Lost manuscripts
My first day in some time with my creative manuscripts and notes and I started with the discovered short story, Turning Day. I was suprised at how well it aged, since many of my short stories, after the years, I realize are just steps on the path and fine as they are, in a personal file only.
This story had very nice moments.
Surrounding us, the old facades, suddenly animated, begin to converse, and with the bell towers, steeples and roofs, make a muffled chanting. I can barely make out the words, some kind of small talk, dense and polysyllabic, a crowd of voices. The unseen city has opened to us, not because of our merit, but because we are aimless. I am too young to know the value of an instant like this, seeing a metropolis white in snow, ice and moon. I know what comes next, the delicious ache of desire, the ache of loss.
The day's most interesting pursuit was only beginning -- when I searched my computer for the story, I couldn't find it. I plugged in my previous lap top, and it wasn't there, either. I dug out my old IBM ThinkPad from 1994, which still powers on though the screen is bad. There it was. I copied it to a floppy disk but realized there were scads of stories trapped on that hard drive.

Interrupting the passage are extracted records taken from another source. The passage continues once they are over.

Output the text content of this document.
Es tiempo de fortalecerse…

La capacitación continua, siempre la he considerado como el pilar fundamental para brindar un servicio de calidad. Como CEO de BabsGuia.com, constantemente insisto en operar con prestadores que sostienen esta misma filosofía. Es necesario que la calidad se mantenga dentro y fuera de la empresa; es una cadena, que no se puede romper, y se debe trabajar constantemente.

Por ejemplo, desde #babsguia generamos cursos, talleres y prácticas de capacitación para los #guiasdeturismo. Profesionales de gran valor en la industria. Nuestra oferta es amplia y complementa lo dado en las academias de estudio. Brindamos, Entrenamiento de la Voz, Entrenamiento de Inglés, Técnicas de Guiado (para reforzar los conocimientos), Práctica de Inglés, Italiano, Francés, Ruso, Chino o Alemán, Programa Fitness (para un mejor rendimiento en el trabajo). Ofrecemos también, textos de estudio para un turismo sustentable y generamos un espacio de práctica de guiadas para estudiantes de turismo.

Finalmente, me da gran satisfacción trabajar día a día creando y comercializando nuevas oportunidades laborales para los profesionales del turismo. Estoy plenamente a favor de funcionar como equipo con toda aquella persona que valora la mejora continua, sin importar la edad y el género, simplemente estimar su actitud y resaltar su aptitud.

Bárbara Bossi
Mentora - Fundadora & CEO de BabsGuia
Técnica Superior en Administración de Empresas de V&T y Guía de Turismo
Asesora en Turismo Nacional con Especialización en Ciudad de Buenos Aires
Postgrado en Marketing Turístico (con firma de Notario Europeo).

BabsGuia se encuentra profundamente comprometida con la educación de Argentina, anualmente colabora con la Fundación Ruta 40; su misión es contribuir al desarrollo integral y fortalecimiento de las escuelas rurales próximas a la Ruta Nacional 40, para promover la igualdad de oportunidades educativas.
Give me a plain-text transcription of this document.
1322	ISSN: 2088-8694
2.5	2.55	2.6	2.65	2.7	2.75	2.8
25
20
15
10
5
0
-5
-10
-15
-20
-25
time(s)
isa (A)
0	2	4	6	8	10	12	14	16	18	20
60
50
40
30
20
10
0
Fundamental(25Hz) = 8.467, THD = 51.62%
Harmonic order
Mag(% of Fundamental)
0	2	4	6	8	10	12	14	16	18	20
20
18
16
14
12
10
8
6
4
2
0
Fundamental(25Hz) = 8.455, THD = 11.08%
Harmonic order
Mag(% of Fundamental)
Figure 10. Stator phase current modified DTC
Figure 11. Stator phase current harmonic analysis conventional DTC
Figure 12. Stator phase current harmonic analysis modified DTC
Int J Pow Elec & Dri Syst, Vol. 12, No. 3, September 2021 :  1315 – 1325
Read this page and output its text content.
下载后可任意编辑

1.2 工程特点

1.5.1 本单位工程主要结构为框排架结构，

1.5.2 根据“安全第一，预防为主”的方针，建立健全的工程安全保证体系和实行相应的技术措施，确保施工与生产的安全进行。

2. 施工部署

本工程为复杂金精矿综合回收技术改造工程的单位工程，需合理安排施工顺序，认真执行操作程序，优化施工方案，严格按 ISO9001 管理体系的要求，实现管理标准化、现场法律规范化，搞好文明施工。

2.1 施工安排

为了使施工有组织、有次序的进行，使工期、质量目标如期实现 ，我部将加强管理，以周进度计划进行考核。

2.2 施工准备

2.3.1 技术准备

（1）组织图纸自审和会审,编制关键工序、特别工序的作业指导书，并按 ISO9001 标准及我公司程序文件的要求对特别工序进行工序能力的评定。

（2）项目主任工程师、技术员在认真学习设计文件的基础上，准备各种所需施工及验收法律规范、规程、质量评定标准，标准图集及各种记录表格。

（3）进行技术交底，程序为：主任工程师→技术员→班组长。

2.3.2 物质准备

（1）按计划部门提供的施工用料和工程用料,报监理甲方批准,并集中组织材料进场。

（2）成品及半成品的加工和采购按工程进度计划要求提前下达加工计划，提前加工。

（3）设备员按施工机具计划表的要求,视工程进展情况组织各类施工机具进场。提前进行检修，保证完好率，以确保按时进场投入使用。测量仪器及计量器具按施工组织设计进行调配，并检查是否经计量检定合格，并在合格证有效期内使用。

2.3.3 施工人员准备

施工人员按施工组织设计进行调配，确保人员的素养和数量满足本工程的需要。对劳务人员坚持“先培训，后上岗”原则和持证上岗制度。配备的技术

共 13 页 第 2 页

Yes, I understood what a devastating loss to the literary world it would be if those stories were somehow lost. So I copied what I could on to a floppy, working with the old button mouse on the keyboard, the screen that seemed impossibly small.
I transferred those stories to a floppy, but it was so old it wouldn't read on my current laptop. So I transferred to my other, newer, laptop and from there, to here.
I felt a little panicked knowing all that work could have been lost.
What was even more interesting was the sheer quantity of work I found. I found stories I couldn't even remember. One about a nightmarish spider that was pretty well done ... except that it had no ending. Another one called Red Shoes ... haven't opened it up yet. Another called Sex Lives ... that one will stay in the personal file.
I also found the sentimental favorite, my first short story ever, which was about a blues musician. Imagine ... it was languishing on that old ThinkPad, forgotten! Tragedy averted.
After the excavation of old MS, I worked on "Turning Day," with a light revision on some rough spots.
Today I'll revise again and start looking for a place to submit.